Soon we emerge onto a huge high plateau at 4740 ft surrounded by mountains that shoot up to 8277ft. A horse is galloping at full speed. A distinguished old man is walking. A shepherd is talking on his cell phone. Did I fall into a Fellini movie set??? I have to stop. Breathe. Enjoy. But I can’t because a hundred feet away, a little girl is waving. At me? This is all so surreal. I point at myself. She smiles and keeps waving. I look behind me. I’m alone. And spellbound. Without another thought, I make a B-line through a field to be united with her. Mike’s last words “Where … where … are you going?” No time to explain.
It takes but three seconds until I am deeply engaged in a conversation with Danielje, Anastacja’s big brother, who runs the family business with his parents. They have a restaurant and three tiny A-frame cabins. This is heaven: we have arrived. Let’s stay a while. Several days in fact.

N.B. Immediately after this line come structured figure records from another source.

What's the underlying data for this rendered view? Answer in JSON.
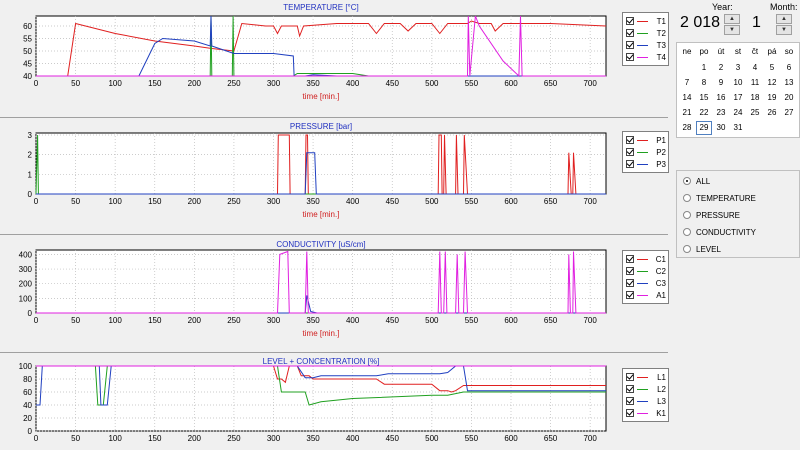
{
  "charts": [
    {
      "id": "temperature",
      "title": "TEMPERATURE [°C]",
      "xlabel": "time [min.]",
      "yticks": [
        "40",
        "45",
        "50",
        "55",
        "60"
      ],
      "ymin": 40,
      "ymax": 64,
      "series": [
        {
          "name": "T1",
          "color": "#e02020",
          "points": [
            [
              0,
              40
            ],
            [
              10,
              40
            ],
            [
              40,
              40
            ],
            [
              50,
              61
            ],
            [
              100,
              57
            ],
            [
              150,
              54
            ],
            [
              200,
              52
            ],
            [
              222,
              51
            ],
            [
              250,
              50
            ],
            [
              260,
              61
            ],
            [
              290,
              60
            ],
            [
              300,
              60
            ],
            [
              305,
              57
            ],
            [
              310,
              60
            ],
            [
              330,
              60
            ],
            [
              333,
              56
            ],
            [
              338,
              60
            ],
            [
              380,
              61
            ],
            [
              420,
              61
            ],
            [
              430,
              57
            ],
            [
              440,
              61
            ],
            [
              460,
              61
            ],
            [
              470,
              58
            ],
            [
              480,
              61
            ],
            [
              500,
              61
            ],
            [
              510,
              57
            ],
            [
              520,
              61
            ],
            [
              545,
              61
            ],
            [
              550,
              62
            ],
            [
              560,
              61
            ],
            [
              575,
              61
            ],
            [
              580,
              58
            ],
            [
              590,
              61
            ],
            [
              615,
              61
            ],
            [
              650,
              61
            ],
            [
              720,
              60
            ]
          ]
        },
        {
          "name": "T2",
          "color": "#20a020",
          "points": [
            [
              0,
              40
            ],
            [
              220,
              40
            ],
            [
              221,
              64
            ],
            [
              222,
              40
            ],
            [
              248,
              40
            ],
            [
              249,
              64
            ],
            [
              250,
              40
            ],
            [
              325,
              40
            ],
            [
              330,
              41
            ],
            [
              400,
              41
            ],
            [
              420,
              40
            ],
            [
              720,
              40
            ]
          ]
        },
        {
          "name": "T3",
          "color": "#2040c0",
          "points": [
            [
              0,
              40
            ],
            [
              130,
              40
            ],
            [
              150,
              53
            ],
            [
              160,
              55
            ],
            [
              200,
              54
            ],
            [
              220,
              52
            ],
            [
              221,
              64
            ],
            [
              222,
              52
            ],
            [
              250,
              49
            ],
            [
              300,
              49
            ],
            [
              325,
              48
            ],
            [
              326,
              40
            ],
            [
              340,
              40
            ],
            [
              350,
              40.5
            ],
            [
              380,
              40
            ],
            [
              720,
              40
            ]
          ]
        },
        {
          "name": "T4",
          "color": "#e020e0",
          "points": [
            [
              0,
              40
            ],
            [
              545,
              40
            ],
            [
              546,
              64
            ],
            [
              548,
              40
            ],
            [
              555,
              64
            ],
            [
              560,
              60
            ],
            [
              590,
              46
            ],
            [
              610,
              40
            ],
            [
              612,
              64
            ],
            [
              614,
              40
            ],
            [
              720,
              40
            ]
          ]
        }
      ],
      "chart_data": {
        "type": "line",
        "xlim": [
          0,
          720
        ],
        "ylim": [
          40,
          64
        ]
      }
    },
    {
      "id": "pressure",
      "title": "PRESSURE [bar]",
      "xlabel": "time [min.]",
      "yticks": [
        "0",
        "1",
        "2",
        "3"
      ],
      "ymin": 0,
      "ymax": 3.1,
      "series": [
        {
          "name": "P1",
          "color": "#e02020",
          "points": [
            [
              0,
              0
            ],
            [
              305,
              0
            ],
            [
              306,
              3
            ],
            [
              320,
              3
            ],
            [
              321,
              0
            ],
            [
              340,
              0
            ],
            [
              341,
              3
            ],
            [
              343,
              3
            ],
            [
              344,
              0
            ],
            [
              508,
              0
            ],
            [
              509,
              3
            ],
            [
              512,
              3
            ],
            [
              513,
              0
            ],
            [
              515,
              0
            ],
            [
              516,
              3
            ],
            [
              518,
              0
            ],
            [
              530,
              0
            ],
            [
              531,
              3
            ],
            [
              533,
              0
            ],
            [
              540,
              0
            ],
            [
              541,
              3
            ],
            [
              545,
              0
            ],
            [
              672,
              0
            ],
            [
              673,
              2.1
            ],
            [
              676,
              0
            ],
            [
              678,
              0
            ],
            [
              679,
              2.1
            ],
            [
              682,
              0
            ],
            [
              720,
              0
            ]
          ]
        },
        {
          "name": "P2",
          "color": "#20a020",
          "points": [
            [
              0,
              0
            ],
            [
              2,
              3
            ],
            [
              3,
              0
            ],
            [
              720,
              0
            ]
          ]
        },
        {
          "name": "P3",
          "color": "#2040c0",
          "points": [
            [
              0,
              0
            ],
            [
              340,
              0
            ],
            [
              342,
              2.1
            ],
            [
              352,
              2.1
            ],
            [
              354,
              0
            ],
            [
              720,
              0
            ]
          ]
        }
      ],
      "chart_data": {
        "type": "line",
        "xlim": [
          0,
          720
        ],
        "ylim": [
          0,
          3.1
        ]
      }
    },
    {
      "id": "conductivity",
      "title": "CONDUCTIVITY [uS/cm]",
      "xlabel": "time [min.]",
      "yticks": [
        "0",
        "100",
        "200",
        "300",
        "400"
      ],
      "ymin": 0,
      "ymax": 430,
      "series": [
        {
          "name": "C1",
          "color": "#e02020",
          "points": [
            [
              0,
              0
            ],
            [
              720,
              0
            ]
          ]
        },
        {
          "name": "C2",
          "color": "#20a020",
          "points": [
            [
              0,
              0
            ],
            [
              720,
              0
            ]
          ]
        },
        {
          "name": "C3",
          "color": "#2040c0",
          "points": [
            [
              0,
              0
            ],
            [
              340,
              0
            ],
            [
              342,
              120
            ],
            [
              347,
              10
            ],
            [
              355,
              0
            ],
            [
              720,
              0
            ]
          ]
        },
        {
          "name": "A1",
          "color": "#e020e0",
          "points": [
            [
              0,
              0
            ],
            [
              305,
              0
            ],
            [
              308,
              400
            ],
            [
              318,
              420
            ],
            [
              320,
              0
            ],
            [
              340,
              0
            ],
            [
              342,
              420
            ],
            [
              344,
              0
            ],
            [
              508,
              0
            ],
            [
              510,
              420
            ],
            [
              512,
              0
            ],
            [
              515,
              0
            ],
            [
              517,
              420
            ],
            [
              519,
              0
            ],
            [
              530,
              0
            ],
            [
              532,
              400
            ],
            [
              534,
              0
            ],
            [
              540,
              0
            ],
            [
              542,
              420
            ],
            [
              545,
              0
            ],
            [
              672,
              0
            ],
            [
              673,
              400
            ],
            [
              675,
              0
            ],
            [
              678,
              0
            ],
            [
              679,
              420
            ],
            [
              682,
              0
            ],
            [
              720,
              0
            ]
          ]
        }
      ],
      "chart_data": {
        "type": "line",
        "xlim": [
          0,
          720
        ],
        "ylim": [
          0,
          430
        ]
      }
    },
    {
      "id": "level",
      "title": "LEVEL + CONCENTRATION [%]",
      "xlabel": "",
      "yticks": [
        "0",
        "20",
        "40",
        "60",
        "80",
        "100"
      ],
      "ymin": 0,
      "ymax": 100,
      "series": [
        {
          "name": "L1",
          "color": "#e02020",
          "points": [
            [
              0,
              100
            ],
            [
              300,
              100
            ],
            [
              305,
              80
            ],
            [
              310,
              80
            ],
            [
              315,
              75
            ],
            [
              320,
              100
            ],
            [
              330,
              100
            ],
            [
              335,
              85
            ],
            [
              345,
              85
            ],
            [
              350,
              80
            ],
            [
              430,
              80
            ],
            [
              440,
              72
            ],
            [
              500,
              72
            ],
            [
              510,
              62
            ],
            [
              520,
              62
            ],
            [
              525,
              60
            ],
            [
              530,
              62
            ],
            [
              540,
              70
            ],
            [
              720,
              70
            ]
          ]
        },
        {
          "name": "L2",
          "color": "#20a020",
          "points": [
            [
              0,
              100
            ],
            [
              75,
              100
            ],
            [
              78,
              40
            ],
            [
              85,
              40
            ],
            [
              90,
              100
            ],
            [
              300,
              100
            ],
            [
              305,
              100
            ],
            [
              310,
              60
            ],
            [
              340,
              60
            ],
            [
              345,
              40
            ],
            [
              360,
              45
            ],
            [
              400,
              50
            ],
            [
              500,
              55
            ],
            [
              520,
              55
            ],
            [
              540,
              60
            ],
            [
              720,
              60
            ]
          ]
        },
        {
          "name": "L3",
          "color": "#2040c0",
          "points": [
            [
              0,
              40
            ],
            [
              5,
              40
            ],
            [
              8,
              100
            ],
            [
              80,
              100
            ],
            [
              82,
              40
            ],
            [
              90,
              40
            ],
            [
              95,
              100
            ],
            [
              300,
              100
            ],
            [
              330,
              100
            ],
            [
              340,
              82
            ],
            [
              350,
              82
            ],
            [
              360,
              85
            ],
            [
              430,
              85
            ],
            [
              445,
              88
            ],
            [
              510,
              88
            ],
            [
              520,
              90
            ],
            [
              530,
              100
            ],
            [
              540,
              100
            ],
            [
              545,
              62
            ],
            [
              720,
              62
            ]
          ]
        },
        {
          "name": "K1",
          "color": "#e020e0",
          "points": [
            [
              0,
              100
            ],
            [
              720,
              100
            ]
          ]
        }
      ],
      "chart_data": {
        "type": "line",
        "xlim": [
          0,
          720
        ],
        "ylim": [
          0,
          100
        ]
      }
    }
  ],
  "xticks": [
    "0",
    "50",
    "100",
    "150",
    "200",
    "250",
    "300",
    "350",
    "400",
    "450",
    "500",
    "550",
    "600",
    "650",
    "700"
  ],
  "calendar": {
    "year_label": "Year:",
    "month_label": "Month:",
    "year_value": "2 018",
    "month_value": "1",
    "dow": [
      "ne",
      "po",
      "út",
      "st",
      "čt",
      "pá",
      "so"
    ],
    "weeks": [
      [
        "",
        "1",
        "2",
        "3",
        "4",
        "5",
        "6"
      ],
      [
        "7",
        "8",
        "9",
        "10",
        "11",
        "12",
        "13"
      ],
      [
        "14",
        "15",
        "16",
        "17",
        "18",
        "19",
        "20"
      ],
      [
        "21",
        "22",
        "23",
        "24",
        "25",
        "26",
        "27"
      ],
      [
        "28",
        "29",
        "30",
        "31",
        "",
        "",
        ""
      ]
    ],
    "selected_day": "29"
  },
  "filters": {
    "selected": "ALL",
    "options": [
      "ALL",
      "TEMPERATURE",
      "PRESSURE",
      "CONDUCTIVITY",
      "LEVEL"
    ]
  },
  "chart_data": [
    {
      "type": "line",
      "title": "TEMPERATURE [°C]",
      "xlabel": "time [min.]",
      "series_names": [
        "T1",
        "T2",
        "T3",
        "T4"
      ]
    },
    {
      "type": "line",
      "title": "PRESSURE [bar]",
      "xlabel": "time [min.]",
      "series_names": [
        "P1",
        "P2",
        "P3"
      ]
    },
    {
      "type": "line",
      "title": "CONDUCTIVITY [uS/cm]",
      "xlabel": "time [min.]",
      "series_names": [
        "C1",
        "C2",
        "C3",
        "A1"
      ]
    },
    {
      "type": "line",
      "title": "LEVEL + CONCENTRATION [%]",
      "xlabel": "",
      "series_names": [
        "L1",
        "L2",
        "L3",
        "K1"
      ]
    }
  ]
}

Before we hit the road again, I get it: Anastacja is the special child!
I take my bag apart, throwing all of its contents on the ground under the eyes of some onlookers who must be wondering about my sanity. And there — finally: I find it: the bracelet! I am SO happy. But hardly as happy as Anastacja herself. I tell her the whole story about Valerie, our long friendship, and how she gave me the bracelet with a request to find a “special child.” She beams!
We on the other hand, left with the best of gifts: two bottles of Grandpa’s delicious wine — one which we drank with my niece Sévane in Romania, and one that traveled through nine countries and was drunk in Mike’s home, as Danielje had asked.